L’étude, publiée dans la revue Communications Nature, met en lumière un mécanisme bactérien essentiel qui contrôle des aspects cruciaux de leur comportement, tels que la formation de biofilms, l’adhésion aux cellules et la mobilité. Plutôt que de chercher à éliminer directement les bactéries – une approche qui favorise l’émergence de souches résistantes – les chercheurs ont ciblé ce mécanisme de régulation.

« Les antibiotiques traditionnels fonctionnent de manière simple : ils tuent les bactéries », explique Drew Bridges, professeur adjoint à l’Université Carnegie Mellon et au Collège des sciences Mellon. « C’est le même problème qu’avec la chimiothérapie : les survivants causent des problèmes. Lorsque vous appliquez une série d’antibiotiques, une sous-population de cellules survit, elle repeuple la population et elles sont toutes résistantes. »

Drew Bridges, professeur adjoint à l’Université Carnegie Mellon

Les chercheurs ont démontré qu’il était possible de modifier le comportement de Vibrio cholerae, la bactérie responsable du choléra, en agissant sur cette voie de régulation. Ils ont observé que la manipulation de ce mécanisme perturbe la formation de biofilms, des communautés bactériennes collantes qui facilitent la propagation des infections et rendent les bactéries plus résistantes aux traitements.

« Nous voulons savoir si nous pouvons modifier les actions qui rendent les bactéries infectieuses », précise Drew Bridges. « Les bactéries créent des biofilms qui les aident à se propager, à adhérer aux cellules ou à nager dans les tissus. Si nous pouvons modifier ces comportements, nous pourrons peut-être traiter ou prévenir les infections d’une nouvelle manière. »

Drew Bridges et Emmy Nguyen

Drew Bridges et Emmy Nguyen.

L’étude a révélé que la protéine impliquée dans le contrôle de la formation de biofilms chez V. cholerae est également présente dans de nombreuses autres espèces bactériennes. Cette découverte suggère que cette approche pourrait être applicable à un large éventail d’infections bactériennes.
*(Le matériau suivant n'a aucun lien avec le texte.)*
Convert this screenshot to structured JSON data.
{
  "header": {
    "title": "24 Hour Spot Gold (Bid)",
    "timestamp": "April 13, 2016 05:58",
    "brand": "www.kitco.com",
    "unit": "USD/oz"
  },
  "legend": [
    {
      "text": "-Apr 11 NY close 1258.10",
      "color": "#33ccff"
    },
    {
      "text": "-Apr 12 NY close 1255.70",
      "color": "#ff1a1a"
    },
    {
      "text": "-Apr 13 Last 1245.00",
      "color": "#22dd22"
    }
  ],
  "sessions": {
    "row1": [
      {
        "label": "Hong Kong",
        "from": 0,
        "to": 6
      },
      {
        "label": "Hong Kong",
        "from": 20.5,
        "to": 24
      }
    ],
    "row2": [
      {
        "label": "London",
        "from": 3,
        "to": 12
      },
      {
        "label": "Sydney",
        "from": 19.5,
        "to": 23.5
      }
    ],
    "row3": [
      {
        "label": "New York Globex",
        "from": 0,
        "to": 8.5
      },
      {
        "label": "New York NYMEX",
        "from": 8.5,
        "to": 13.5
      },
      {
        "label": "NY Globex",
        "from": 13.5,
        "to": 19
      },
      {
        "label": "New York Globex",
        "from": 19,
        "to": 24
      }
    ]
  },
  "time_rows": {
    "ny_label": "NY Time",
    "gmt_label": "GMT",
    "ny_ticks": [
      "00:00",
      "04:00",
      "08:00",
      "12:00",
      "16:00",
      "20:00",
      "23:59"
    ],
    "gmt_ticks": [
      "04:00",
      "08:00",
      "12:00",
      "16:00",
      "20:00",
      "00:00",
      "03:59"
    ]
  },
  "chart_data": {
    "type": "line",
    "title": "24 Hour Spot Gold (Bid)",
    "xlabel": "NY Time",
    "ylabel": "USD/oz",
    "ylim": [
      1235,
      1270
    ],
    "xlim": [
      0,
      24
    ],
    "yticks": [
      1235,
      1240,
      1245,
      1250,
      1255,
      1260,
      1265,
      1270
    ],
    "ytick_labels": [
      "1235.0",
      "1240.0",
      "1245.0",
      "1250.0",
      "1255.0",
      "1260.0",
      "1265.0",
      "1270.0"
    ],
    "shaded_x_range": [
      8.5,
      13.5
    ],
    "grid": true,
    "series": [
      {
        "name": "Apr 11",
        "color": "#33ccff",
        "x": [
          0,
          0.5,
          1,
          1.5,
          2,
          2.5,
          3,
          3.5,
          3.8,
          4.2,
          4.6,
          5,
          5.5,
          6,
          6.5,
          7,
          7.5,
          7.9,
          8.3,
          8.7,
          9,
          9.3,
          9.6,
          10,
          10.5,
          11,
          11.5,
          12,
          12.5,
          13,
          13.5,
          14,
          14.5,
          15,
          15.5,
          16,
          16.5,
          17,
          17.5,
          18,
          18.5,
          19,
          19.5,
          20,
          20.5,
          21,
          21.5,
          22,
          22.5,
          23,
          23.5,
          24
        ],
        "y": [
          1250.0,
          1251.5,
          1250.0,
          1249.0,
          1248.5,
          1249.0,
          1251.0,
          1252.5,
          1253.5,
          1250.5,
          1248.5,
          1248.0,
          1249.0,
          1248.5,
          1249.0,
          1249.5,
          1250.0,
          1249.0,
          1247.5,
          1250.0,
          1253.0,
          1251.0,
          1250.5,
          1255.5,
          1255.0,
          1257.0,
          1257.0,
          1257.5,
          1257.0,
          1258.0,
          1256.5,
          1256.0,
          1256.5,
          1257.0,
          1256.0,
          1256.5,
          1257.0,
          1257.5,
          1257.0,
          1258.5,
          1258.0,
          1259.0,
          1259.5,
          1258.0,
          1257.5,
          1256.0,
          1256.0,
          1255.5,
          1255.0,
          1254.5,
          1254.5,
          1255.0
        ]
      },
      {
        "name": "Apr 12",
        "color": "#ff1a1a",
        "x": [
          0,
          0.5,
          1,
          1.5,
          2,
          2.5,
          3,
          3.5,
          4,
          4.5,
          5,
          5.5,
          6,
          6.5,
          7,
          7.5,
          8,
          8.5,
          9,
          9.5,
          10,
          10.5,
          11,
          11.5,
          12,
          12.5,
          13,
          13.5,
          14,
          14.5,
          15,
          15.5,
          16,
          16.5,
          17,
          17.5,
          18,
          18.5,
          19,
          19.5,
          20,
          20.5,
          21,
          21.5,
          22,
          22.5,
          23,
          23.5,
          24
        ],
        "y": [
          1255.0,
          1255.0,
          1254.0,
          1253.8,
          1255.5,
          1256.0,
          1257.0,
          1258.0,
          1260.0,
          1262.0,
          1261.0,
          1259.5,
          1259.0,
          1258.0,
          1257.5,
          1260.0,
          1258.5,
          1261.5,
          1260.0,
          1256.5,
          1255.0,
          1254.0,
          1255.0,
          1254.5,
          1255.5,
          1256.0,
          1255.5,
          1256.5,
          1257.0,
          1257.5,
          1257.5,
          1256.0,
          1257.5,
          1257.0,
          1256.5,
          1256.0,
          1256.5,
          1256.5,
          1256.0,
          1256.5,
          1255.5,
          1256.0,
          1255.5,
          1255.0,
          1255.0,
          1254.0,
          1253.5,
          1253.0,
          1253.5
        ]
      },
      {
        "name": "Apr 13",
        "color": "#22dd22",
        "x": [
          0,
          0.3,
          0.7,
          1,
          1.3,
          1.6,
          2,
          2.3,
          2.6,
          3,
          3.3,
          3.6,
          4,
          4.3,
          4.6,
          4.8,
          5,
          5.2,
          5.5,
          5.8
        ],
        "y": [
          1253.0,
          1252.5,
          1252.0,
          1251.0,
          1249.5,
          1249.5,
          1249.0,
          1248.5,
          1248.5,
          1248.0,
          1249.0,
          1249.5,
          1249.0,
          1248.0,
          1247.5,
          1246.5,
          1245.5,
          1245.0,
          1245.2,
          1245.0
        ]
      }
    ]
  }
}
« Ce qui rend cette étude si passionnante, c’est que cette voie ne contrôle pas seulement les biofilms, elle régule également un large éventail de réponses bactériennes, notamment le métabolisme, le mouvement et les défenses contre le stress », explique Emmy Nguyen, étudiante diplômée impliquée dans la recherche. « Nous pensons que lorsque V. cholerae se trouve dans un environnement hostile, l’activation de cette voie l’aide à donner la priorité à la protection plutôt qu’à la prolifération. »

Emmy Nguyen, étudiante diplômée

Les chercheurs envisagent désormais de développer des petites molécules capables d’activer cette voie de régulation, affaiblissant ainsi les bactéries et les rendant plus vulnérables aux traitements. Ils collaborent avec des équipes de l’Université de Pittsburgh et de la faculté de médecine de l’université Tufts pour approfondir leurs recherches et évaluer le potentiel thérapeutique de cette approche. Le laboratoire de Drew Bridges prévoit de poursuivre ses investigations pour transformer ces découvertes fondamentales en solutions concrètes contre la résistance aux antibiotiques.

Une souche mutante de V. cholerae développe des biofilms tentaculaires – des communautés bactériennes denses qui peuvent rendre les infections plus difficiles à traiter.

Une souche mutante de V. cholerae développe des biofilms tentaculaires – des communautés bactériennes denses qui peuvent rendre les infections plus difficiles à traiter.